I hope you find comradery...I hope you find peace....I hope you find joy...I hope you find acceptance...I hope you feel loved...I hope you know that your are precious...chosen...and always welcome here...come sit a spell...

Saturday, May 19, 2012

Soul Soil...Boats...and Hydrangeas

I think I've been hiding from my blog because I'm well...hiding.

I don't ever like to portray anything less than bubbly and fun and "overcoming"...yet the last year has had moments of anything but these sentiments...

Yet...I'm not lost or overcome. I'm...rooted but not jubilant.

It's a new emotion and space for me.

I'm the life of the party.

I'm the one who dances and sings Happy Birthday via Marilyn Monroe...

I help stabilize others...not myself.

Yet here I find myself. Spreading deep into the soil of my soul for roots...

Admittedly, in the last 2 months I've struggled to stay on top of it all. It's been lonely, boring, busy, and tedious at best. Yet, I'm not lost or overcome. Weird.

When younger and less experienced, I had a tendency in these moments to flip out. To quit and look for other venues. To run.

Now I find that this space...this place of rooting and growth and patience...is teaching me self-discipline on a different level. Staying power.

I've realized that I cannot panic anymore about where I'm headed...this is the ultimate trust in the process of God. The ultimate trust in who He has created me to be. The ultimate trust that He truly holds my world.

But it's so dang boring. So lonely. So...just SO.

I have not had moments where I wanted to quit. I don't feel like running. I do have moments where I want more community. I have moments where I want my own home again. I want to grocery shop for my own pantry. I want more than 27.00 in my bank account. I want I want I want...hmm....maybe that's the point.

He keeps leading me beside the still waters...and I keep looking for a boat with a motor...

He keeps letting all my belongings be stolen from my storage unit....

He keeps letting me make less now than I have since high school...

He keeps letting me be dependent on others for help...

He keeps letting me fall in the soil of my soul over and over and over...

Still waters...

Pretty sure that's the point...still waters...I'll never grow and bloom fruit or hydrangeas in my soul soil if I keep running...If I quit...If I don't stick with the process....

Still waters...

Pretty sure my soul soil is planted beside the still waters...and that is why every time I find a boat with a motor and sail off...I sail away from myself...from my God...from my purpose...and from the soil where I'll really grow my life's purpose...

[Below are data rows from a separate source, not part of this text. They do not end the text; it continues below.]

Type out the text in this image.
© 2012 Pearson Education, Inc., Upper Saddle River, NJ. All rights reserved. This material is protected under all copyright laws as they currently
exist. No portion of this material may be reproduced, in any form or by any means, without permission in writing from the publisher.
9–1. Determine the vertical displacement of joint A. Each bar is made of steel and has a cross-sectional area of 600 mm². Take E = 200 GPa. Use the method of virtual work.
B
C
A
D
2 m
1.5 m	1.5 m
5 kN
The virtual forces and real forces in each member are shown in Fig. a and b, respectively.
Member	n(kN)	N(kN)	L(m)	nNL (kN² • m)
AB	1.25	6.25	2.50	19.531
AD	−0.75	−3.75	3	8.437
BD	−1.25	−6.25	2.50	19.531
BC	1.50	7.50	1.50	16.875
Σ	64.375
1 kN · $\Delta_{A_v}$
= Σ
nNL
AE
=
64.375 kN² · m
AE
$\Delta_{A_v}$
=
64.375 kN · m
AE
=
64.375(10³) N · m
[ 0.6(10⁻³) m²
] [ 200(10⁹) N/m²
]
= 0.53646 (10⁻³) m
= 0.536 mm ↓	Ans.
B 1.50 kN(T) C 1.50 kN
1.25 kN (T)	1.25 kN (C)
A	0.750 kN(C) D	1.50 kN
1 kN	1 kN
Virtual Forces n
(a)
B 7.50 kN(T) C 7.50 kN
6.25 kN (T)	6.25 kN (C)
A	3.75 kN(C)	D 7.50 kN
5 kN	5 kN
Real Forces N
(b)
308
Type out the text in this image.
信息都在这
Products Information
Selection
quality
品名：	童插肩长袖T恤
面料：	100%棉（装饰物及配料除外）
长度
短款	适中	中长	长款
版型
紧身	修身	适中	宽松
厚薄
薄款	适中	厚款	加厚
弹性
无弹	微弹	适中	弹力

Still waters....they just aren't as exciting some times as the boat with the motor...but they are incredibly fulfilling in the end when you're sitting on the shore and looking at the blooms....eating fruit from your soul soil and peaceful...

I think I get it...

Grace and Peace,

A ~

2 comments:

  1. I'm with u my friend. I'm with you.

    ReplyDelete
  2. Needed this,in this place myself...very well said.